Learn to use the Quarto file format and the RStudio IDE visual editing mode to produce scholarly documents with citations, footnotes, cross-references, figures, and tables.
Textbooks and Materials
We will rely entirely on open source and open access material for this course. We will use “R for Data Science” by Hadley Wickham, and “Tidyverse Skills for Data Science” by Carrie Wright, Shannon E. Ellis, Stephanie C. Hicks and Roger D. Peng, as complementary reading and learning material for this course. Additional readings will consist of blog posts, journal articles, and reports. All required readings and class material will be provided through this website.
Course Calendar
Weekly Structure
Monday | |
Tuesday | Module from 2 pm to 4:30 pm CET |
Wednesday | |
Thursday | Office hours on Zoom (2 pm to 3:30 pm CET) |
Friday |
Assignments
Homework assignments: Each week will have at least one homework assignment. All assignments, but those for Week 1 are delivered as Quarto documents with instructions and some sample code. Students are required to submit their work through GitHub.

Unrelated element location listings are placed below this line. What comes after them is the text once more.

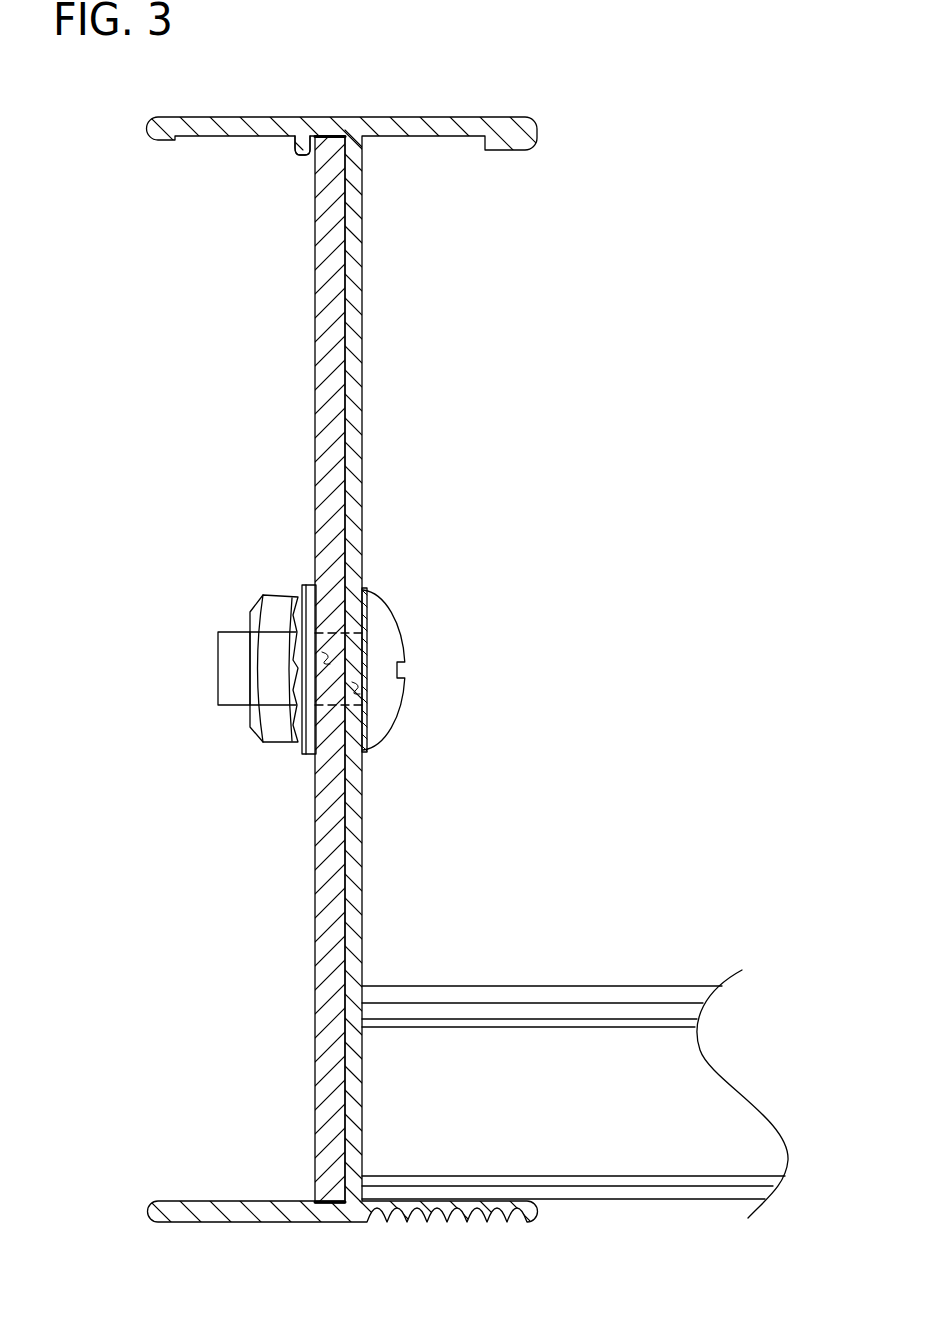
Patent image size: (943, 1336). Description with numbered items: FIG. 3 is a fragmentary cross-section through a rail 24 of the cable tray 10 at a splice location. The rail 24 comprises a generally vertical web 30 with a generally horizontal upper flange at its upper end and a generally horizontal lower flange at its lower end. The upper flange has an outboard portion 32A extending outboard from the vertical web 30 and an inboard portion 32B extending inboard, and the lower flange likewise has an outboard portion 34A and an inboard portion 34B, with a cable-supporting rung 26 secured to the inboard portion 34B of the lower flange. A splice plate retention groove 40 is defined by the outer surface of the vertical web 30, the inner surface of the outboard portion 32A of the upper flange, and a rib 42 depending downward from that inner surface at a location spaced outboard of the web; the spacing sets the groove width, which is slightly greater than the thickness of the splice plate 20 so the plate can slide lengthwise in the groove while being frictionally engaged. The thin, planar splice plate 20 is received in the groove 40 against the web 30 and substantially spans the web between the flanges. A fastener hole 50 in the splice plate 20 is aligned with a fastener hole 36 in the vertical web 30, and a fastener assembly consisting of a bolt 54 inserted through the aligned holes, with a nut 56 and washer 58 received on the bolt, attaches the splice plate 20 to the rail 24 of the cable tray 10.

The cable tray 10 is at (770, 94).
The splice plate 20 is at (324, 437).
The rail 24 is at (374, 307).
The cable-supporting rung 26 is at (606, 993).
The vertical web 30 is at (351, 381).
The outboard portion of upper flange 32A is at (240, 126).
The inboard portion of upper flange 32B is at (455, 125).
The outboard portion of lower flange 34A is at (202, 1213).
The inboard portion of lower flange 34B is at (455, 1210).
The fastener hole 36 is at (367, 677).
The splice plate retention groove 40 is at (325, 126).
The rib 42 is at (304, 152).
The fastener hole 50 is at (318, 635).
The bolt 54 is at (388, 632).
The nut 56 is at (267, 726).
The washer 58 is at (303, 753).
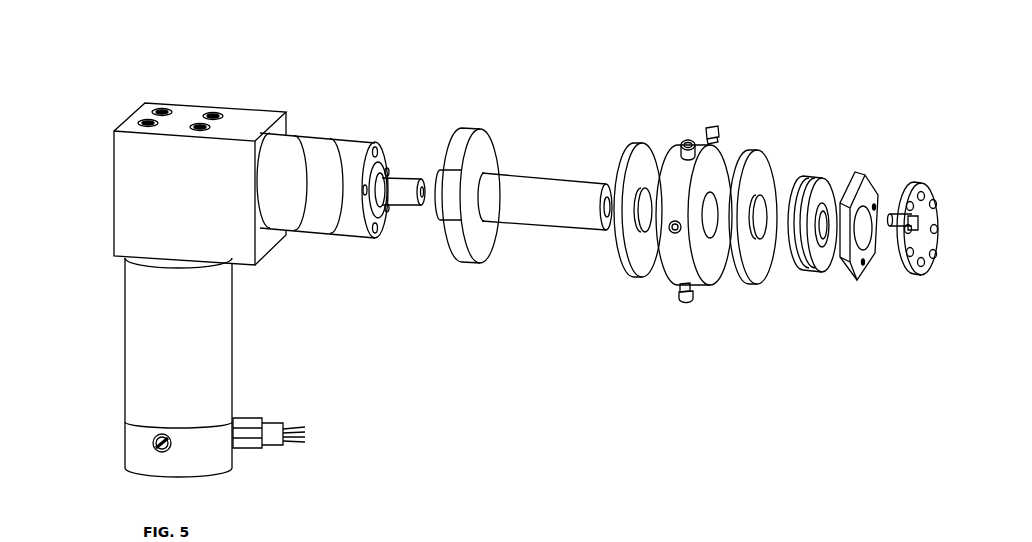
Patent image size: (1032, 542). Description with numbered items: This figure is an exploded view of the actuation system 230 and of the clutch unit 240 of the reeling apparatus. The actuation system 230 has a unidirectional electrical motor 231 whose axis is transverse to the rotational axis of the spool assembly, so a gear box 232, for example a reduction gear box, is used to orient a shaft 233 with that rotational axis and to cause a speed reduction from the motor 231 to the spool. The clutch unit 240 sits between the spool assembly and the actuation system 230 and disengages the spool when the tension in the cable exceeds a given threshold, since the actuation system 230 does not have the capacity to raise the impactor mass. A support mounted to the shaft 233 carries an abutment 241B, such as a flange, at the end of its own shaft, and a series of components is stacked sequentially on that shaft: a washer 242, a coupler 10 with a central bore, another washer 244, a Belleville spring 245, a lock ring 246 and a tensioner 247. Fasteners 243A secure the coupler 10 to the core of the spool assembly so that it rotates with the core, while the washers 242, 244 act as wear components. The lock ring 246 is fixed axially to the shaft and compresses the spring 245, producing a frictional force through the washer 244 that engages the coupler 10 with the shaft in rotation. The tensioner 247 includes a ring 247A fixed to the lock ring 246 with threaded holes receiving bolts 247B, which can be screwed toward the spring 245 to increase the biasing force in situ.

The valve body 10 is at (705, 257).
The actuation system 230 is at (305, 323).
The unidirectional electrical motor 231 is at (173, 360).
The gear box 232 is at (187, 193).
The shaft 233 is at (407, 177).
The clutch unit 240 is at (613, 300).
The abutment 241B is at (473, 123).
The washer 242 is at (644, 142).
The fasteners 243A is at (708, 122).
The washer 244 is at (758, 148).
The Belleville spring 245 is at (810, 178).
The lock ring 246 is at (858, 172).
The tensioner 247 is at (918, 280).
The ring 247A is at (913, 177).
The bolts 247B is at (925, 213).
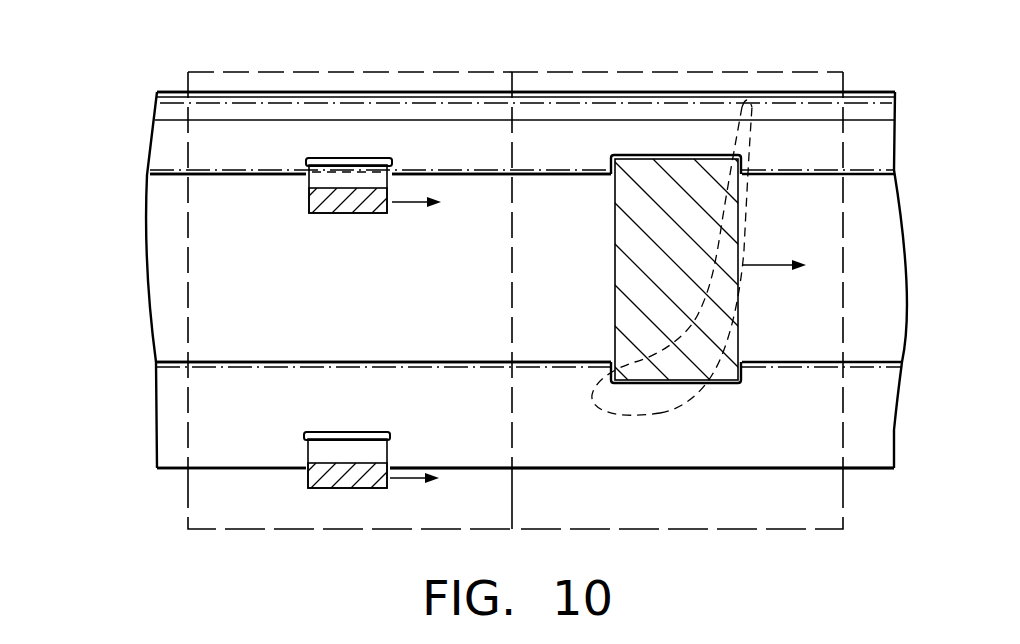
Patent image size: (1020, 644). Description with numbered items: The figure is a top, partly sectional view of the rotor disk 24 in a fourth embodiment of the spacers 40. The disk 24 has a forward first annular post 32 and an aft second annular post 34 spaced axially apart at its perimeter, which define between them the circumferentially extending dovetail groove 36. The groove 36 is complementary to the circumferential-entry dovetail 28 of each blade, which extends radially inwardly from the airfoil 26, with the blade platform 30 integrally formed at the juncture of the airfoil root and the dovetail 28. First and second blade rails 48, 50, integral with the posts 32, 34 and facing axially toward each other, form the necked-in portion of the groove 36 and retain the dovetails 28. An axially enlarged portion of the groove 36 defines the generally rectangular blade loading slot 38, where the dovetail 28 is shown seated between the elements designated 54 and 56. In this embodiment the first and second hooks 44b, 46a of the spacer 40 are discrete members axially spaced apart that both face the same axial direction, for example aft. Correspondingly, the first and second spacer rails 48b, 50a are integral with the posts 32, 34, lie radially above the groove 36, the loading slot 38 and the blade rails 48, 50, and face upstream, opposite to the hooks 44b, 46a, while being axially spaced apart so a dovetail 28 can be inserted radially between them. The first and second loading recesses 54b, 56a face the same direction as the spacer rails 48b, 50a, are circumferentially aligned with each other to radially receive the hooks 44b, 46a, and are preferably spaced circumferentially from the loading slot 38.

The rotor disk 24 is at (157, 84).
The second annular post 34 is at (148, 157).
The dovetail groove 36 is at (158, 253).
The first annular post 32 is at (157, 405).
The spacer 40 is at (303, 72).
The blade platform 30 is at (631, 72).
The second loading recess 56a is at (365, 158).
The second hook 46a is at (341, 214).
The second spacer rail 50a is at (263, 177).
The second rail 50 is at (453, 177).
The upper bond 56 is at (659, 155).
The lower bond 54 is at (721, 385).
The dovetail 28 is at (628, 318).
The blade loading slot 38 is at (604, 198).
The airfoil 26 is at (662, 413).
The first rail 48 is at (465, 362).
The first loading recess 54b is at (346, 432).
The first hook 44b is at (330, 488).
The first spacer rail 48b is at (484, 470).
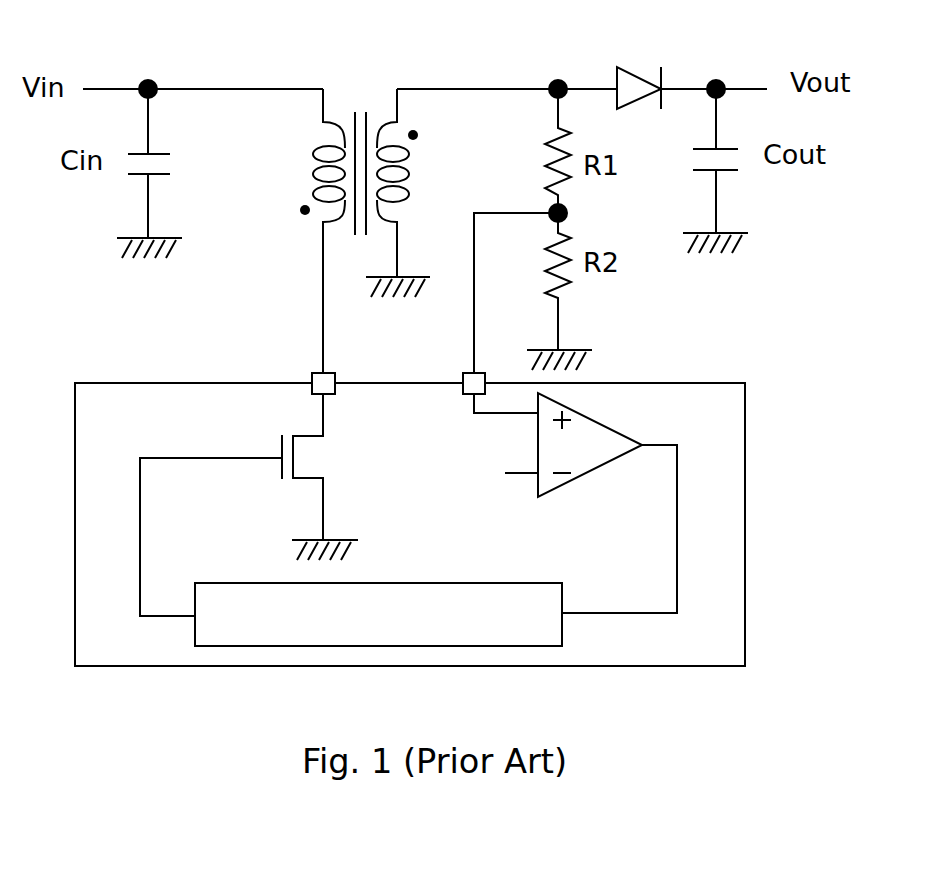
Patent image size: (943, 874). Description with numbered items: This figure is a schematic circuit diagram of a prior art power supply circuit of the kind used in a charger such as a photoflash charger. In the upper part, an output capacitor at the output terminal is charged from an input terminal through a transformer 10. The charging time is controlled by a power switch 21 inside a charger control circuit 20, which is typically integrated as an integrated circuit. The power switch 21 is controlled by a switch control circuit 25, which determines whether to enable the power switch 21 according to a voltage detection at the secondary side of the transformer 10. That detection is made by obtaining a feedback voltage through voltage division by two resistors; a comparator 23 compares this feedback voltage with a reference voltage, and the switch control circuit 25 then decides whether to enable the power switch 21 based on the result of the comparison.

The transformer 10 is at (375, 82).
The charger control circuit 20 is at (745, 440).
The power switch 21 is at (249, 505).
The comparator 23 is at (597, 468).
The switch control circuit 25 is at (526, 628).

Readings: Every week, additional readings will be provided that support students in learning the underlying concept that are taught during the class.
Capstone Project: A final capstone project provides students with an opportunity to apply their skills and techniques to real-world data sets. Detailed instructions for the capstone project will be provided. The project will be delivered as Quarto documents and students are asked to submit their work through GitHub.
Attendance
We hope you can participate in all classes. Class participation is an important component for successful completion of this course.
Code of Conduct
This course and the openwashdata community follows a code of conduct. Please ensure that you have read it.